ITER qui devait, selon ses concepteurs, être achevé en 2019, soit trois ans de retard sur l'agenda initial[2],[3], va être à nouveau décalé en février 2020, les délais s'étant avérés trop optimistes[4]. Le budget, initialement estimé à 10 milliards d'euros (50 % pour la construction et 50 % pour l'exploitation), va subir une augmentation de 3 milliards[5] à 20 milliards[6]. En juin 2009, la BBC avait déjà affirmé que, le coût du projet ayant doublé comparativement à l'estimé initial en passant à 16 milliards de dollars, pourrait inciter les responsables du programme à diminuer de façon notable la taille du projet[7].
Le prototype ITER ne produira pas d'électricité, mais de la chaleur : il aura selon ses concepteurs une puissance thermique de 500 MW. Il est basé sur les technologies déjà utilisées dans les tokamaks (DIII-D, TFTR, JET, JT-60 et T-15) qui ne produisent pas non plus d'électricité. La mission d'ITER est de tester les technologies nécessaires à la fabrication du réacteur expérimental DEMO (d'une puissance prévisionnelle de 1 500 MW électrique), dont l'objectif sera de démontrer la faisabilité industrielle de la production d’électricité par la fusion nucléaire[8].
Un autre projet, alternatif, vise à tester la possibilité d'utiliser un laser pour retirer de l'énergie utile de la fusion nucléaire, HIPER (pour High Power Laser Energy Research), avec un budget initial estimé à 600 millions €, puis 735 M€[9],[10].
C'est lors du Sommet de Genève, en novembre 1985 que Mikhaïl Gorbatchev propose de réaliser un programme international pour construire la prochaine génération de tokamak. L'Union soviétique travaillait, depuis plusieurs années, sur ce type de réacteur exploitant la fusion nucléaire, phénomène qui existe en permanence au sein des étoiles.
En octobre 1986, les États-Unis, l'Europe et le Japon acceptent de rejoindre l'Union soviétique au sein de ce projet. C'est ainsi qu'il a été décidé de créer ITER, qui fut placé sous l'autorité de l'AIEA. Initialement, seuls quatre membres participaient à ITER : la Russie, les États-Unis, l'Europe (en association avec le Canada) et le Japon.
En avril 1988, débuta la phase de conception (appelée Conceptual design activities ou CDA). Cette phase avait pour but de faire la synthèse des résultats des différents programmes existants pour les intégrer à ITER. La CDA se termina en décembre 1990.

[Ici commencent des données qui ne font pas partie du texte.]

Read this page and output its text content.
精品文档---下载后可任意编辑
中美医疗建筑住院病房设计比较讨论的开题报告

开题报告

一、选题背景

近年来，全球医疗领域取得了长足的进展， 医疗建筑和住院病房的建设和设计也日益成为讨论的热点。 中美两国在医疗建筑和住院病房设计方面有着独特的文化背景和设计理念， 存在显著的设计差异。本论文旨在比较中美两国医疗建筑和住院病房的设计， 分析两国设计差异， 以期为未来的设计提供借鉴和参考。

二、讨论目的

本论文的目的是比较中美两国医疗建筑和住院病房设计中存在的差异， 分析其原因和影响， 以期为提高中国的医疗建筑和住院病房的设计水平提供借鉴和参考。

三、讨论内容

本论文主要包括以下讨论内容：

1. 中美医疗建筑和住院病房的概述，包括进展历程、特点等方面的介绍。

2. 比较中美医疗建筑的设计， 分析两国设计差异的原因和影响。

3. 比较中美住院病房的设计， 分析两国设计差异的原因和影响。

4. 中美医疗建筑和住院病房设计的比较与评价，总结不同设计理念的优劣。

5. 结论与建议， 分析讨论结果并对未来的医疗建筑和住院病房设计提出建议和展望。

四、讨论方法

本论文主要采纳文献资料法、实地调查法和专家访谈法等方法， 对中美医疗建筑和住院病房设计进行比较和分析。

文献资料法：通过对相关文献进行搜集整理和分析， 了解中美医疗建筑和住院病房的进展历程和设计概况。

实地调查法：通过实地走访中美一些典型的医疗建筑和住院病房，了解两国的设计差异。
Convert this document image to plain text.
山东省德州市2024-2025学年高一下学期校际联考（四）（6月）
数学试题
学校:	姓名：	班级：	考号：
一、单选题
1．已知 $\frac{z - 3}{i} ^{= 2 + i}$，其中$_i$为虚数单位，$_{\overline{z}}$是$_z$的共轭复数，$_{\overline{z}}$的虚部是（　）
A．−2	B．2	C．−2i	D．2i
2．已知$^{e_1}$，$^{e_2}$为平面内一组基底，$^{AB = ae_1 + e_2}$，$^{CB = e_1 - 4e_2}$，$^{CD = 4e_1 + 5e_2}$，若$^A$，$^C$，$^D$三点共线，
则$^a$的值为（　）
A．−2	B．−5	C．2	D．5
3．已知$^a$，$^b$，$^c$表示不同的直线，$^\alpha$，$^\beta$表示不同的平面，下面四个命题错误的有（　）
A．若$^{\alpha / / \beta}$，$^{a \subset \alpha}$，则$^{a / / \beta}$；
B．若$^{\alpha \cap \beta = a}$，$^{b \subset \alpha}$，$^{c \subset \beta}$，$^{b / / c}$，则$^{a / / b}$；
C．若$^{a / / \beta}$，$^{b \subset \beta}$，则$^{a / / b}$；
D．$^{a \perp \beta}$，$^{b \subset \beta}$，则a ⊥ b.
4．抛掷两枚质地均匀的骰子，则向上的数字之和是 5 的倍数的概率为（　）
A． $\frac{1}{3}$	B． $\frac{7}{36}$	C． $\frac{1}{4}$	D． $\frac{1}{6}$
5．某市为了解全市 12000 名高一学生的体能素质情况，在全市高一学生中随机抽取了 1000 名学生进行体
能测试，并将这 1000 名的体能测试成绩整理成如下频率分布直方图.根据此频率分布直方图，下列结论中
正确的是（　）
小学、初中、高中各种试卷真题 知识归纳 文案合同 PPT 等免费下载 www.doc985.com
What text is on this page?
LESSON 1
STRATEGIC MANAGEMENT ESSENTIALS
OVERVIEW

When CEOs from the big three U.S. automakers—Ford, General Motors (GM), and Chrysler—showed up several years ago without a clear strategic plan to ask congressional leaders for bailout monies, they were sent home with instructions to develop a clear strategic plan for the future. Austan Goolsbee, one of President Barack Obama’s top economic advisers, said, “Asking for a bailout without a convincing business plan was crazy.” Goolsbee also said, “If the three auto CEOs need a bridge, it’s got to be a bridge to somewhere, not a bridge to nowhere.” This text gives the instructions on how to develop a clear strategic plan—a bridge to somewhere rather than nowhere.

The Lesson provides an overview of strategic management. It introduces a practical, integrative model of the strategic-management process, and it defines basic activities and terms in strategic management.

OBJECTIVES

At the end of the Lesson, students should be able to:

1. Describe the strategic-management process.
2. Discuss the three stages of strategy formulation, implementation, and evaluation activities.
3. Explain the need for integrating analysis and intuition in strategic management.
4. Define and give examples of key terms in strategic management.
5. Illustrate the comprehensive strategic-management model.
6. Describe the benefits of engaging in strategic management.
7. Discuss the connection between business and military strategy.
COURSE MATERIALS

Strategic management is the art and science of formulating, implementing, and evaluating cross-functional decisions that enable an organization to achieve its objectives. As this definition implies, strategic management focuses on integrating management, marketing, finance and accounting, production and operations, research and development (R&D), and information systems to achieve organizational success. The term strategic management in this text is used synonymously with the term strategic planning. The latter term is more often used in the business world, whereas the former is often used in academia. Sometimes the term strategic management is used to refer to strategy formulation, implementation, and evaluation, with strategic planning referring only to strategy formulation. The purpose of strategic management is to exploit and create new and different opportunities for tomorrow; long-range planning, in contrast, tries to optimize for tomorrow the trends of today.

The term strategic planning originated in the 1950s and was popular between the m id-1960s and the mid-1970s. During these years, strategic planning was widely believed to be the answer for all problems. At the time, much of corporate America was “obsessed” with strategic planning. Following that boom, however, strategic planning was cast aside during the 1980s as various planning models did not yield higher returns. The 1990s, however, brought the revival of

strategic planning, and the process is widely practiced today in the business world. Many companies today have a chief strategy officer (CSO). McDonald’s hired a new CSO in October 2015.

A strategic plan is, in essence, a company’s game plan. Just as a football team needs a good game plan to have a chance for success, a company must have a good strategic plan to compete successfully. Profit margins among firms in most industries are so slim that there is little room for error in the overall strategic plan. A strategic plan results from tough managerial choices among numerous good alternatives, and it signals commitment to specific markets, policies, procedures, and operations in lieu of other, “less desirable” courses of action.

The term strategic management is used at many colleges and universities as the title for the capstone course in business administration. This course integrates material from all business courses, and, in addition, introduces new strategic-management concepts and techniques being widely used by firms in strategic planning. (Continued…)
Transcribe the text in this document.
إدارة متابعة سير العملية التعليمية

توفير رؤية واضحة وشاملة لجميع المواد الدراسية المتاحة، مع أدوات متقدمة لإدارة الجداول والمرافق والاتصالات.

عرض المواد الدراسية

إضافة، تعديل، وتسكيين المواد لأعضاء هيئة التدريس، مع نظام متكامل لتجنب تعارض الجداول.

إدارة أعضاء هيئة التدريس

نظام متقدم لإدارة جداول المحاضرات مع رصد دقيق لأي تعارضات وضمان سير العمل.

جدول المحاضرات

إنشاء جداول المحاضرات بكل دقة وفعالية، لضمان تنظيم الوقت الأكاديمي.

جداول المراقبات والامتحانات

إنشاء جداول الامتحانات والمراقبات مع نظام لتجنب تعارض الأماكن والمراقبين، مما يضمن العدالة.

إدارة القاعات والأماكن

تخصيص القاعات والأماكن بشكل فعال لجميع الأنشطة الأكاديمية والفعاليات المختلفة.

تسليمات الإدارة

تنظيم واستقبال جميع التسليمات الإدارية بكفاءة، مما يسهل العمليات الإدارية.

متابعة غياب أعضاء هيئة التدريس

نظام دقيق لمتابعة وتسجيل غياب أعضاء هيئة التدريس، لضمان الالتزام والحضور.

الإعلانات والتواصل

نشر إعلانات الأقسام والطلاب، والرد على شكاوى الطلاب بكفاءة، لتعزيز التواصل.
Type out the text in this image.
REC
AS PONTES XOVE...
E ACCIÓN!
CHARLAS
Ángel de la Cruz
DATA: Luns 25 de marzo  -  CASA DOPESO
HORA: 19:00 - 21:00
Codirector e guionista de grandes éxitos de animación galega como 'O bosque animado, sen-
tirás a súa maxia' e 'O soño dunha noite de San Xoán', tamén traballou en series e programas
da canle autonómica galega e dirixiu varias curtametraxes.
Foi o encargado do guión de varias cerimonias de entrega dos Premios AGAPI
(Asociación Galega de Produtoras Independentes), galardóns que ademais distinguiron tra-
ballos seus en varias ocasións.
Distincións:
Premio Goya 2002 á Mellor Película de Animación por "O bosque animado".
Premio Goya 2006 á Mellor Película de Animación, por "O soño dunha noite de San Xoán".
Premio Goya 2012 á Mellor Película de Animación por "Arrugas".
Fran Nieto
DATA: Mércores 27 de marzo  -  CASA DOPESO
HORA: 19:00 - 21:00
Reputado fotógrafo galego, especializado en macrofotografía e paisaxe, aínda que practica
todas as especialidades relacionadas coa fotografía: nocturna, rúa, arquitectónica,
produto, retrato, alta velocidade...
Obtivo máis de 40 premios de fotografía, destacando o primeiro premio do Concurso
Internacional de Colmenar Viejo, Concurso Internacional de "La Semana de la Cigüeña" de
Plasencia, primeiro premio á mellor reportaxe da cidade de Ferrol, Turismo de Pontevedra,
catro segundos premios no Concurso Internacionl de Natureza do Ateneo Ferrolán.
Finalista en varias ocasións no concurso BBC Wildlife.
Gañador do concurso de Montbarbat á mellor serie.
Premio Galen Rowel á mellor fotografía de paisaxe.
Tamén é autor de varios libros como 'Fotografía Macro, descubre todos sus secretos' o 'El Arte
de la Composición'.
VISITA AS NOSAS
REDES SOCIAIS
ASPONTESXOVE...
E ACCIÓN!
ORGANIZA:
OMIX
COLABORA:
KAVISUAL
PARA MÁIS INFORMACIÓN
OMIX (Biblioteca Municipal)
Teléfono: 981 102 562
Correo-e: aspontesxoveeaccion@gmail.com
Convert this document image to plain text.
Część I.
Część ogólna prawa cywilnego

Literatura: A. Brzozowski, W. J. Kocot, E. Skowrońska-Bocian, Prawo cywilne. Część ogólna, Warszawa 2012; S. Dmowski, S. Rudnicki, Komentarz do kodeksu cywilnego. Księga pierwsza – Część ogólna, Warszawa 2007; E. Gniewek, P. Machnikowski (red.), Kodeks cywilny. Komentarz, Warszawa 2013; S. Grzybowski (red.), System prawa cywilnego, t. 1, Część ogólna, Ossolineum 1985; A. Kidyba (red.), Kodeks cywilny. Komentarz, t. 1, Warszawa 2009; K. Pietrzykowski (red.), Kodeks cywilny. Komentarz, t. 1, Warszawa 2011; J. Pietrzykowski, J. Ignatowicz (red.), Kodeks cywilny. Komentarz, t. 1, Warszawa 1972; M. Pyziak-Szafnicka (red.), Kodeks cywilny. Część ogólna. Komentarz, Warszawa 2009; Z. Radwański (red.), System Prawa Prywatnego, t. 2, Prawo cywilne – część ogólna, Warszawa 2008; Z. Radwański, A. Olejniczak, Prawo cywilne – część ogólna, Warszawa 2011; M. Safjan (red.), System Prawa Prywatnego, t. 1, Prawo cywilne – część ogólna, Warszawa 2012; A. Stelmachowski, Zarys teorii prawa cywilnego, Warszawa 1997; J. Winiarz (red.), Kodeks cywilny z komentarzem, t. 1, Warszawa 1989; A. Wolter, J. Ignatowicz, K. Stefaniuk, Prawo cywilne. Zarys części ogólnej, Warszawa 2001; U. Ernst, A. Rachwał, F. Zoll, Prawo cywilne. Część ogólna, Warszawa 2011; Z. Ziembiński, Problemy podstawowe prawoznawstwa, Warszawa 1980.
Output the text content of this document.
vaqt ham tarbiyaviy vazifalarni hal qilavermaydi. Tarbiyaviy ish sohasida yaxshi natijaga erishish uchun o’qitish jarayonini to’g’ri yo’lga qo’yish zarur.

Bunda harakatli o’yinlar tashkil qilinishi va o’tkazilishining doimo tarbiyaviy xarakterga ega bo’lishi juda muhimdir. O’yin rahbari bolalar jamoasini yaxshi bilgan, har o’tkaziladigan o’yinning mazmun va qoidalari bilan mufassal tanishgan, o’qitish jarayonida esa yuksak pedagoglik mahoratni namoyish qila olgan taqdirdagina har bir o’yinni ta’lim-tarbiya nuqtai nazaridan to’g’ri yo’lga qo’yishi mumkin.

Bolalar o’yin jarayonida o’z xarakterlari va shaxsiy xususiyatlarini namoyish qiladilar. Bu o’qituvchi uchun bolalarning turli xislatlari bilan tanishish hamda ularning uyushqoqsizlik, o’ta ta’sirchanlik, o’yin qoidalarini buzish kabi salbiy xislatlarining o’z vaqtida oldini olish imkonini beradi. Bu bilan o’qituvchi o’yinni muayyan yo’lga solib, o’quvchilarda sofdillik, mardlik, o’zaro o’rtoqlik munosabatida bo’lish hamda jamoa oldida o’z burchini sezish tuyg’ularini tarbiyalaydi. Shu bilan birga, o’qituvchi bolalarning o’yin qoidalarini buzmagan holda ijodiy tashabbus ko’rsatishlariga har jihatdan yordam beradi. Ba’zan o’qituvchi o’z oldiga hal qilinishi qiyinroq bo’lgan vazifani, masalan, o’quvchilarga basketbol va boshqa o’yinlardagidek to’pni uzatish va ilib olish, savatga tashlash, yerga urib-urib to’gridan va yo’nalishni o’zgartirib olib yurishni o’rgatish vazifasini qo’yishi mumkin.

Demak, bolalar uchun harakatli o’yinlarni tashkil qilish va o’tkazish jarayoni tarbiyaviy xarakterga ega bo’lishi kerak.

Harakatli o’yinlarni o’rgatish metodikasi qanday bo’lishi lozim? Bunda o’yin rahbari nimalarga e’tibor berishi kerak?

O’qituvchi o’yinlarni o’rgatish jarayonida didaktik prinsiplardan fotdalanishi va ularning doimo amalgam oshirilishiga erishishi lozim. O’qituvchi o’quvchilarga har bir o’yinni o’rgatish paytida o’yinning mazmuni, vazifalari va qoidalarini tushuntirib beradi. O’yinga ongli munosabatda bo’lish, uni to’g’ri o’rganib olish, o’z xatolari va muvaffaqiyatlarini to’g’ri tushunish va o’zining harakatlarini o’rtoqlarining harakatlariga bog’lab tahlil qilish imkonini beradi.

En juillet 1992, à Washington (District de Columbia) aux États-Unis, les quatre membres signèrent un accord qui lança la phase d'ingénierie (appelée Engineering design activity ou EDA) qui dura six ans. Cette phase se termina comme prévu fin 1998.
Les États-Unis quittèrent le projet à la fin de la phase EDA, car ils jugeaient ce projet incertain et ruineux[11].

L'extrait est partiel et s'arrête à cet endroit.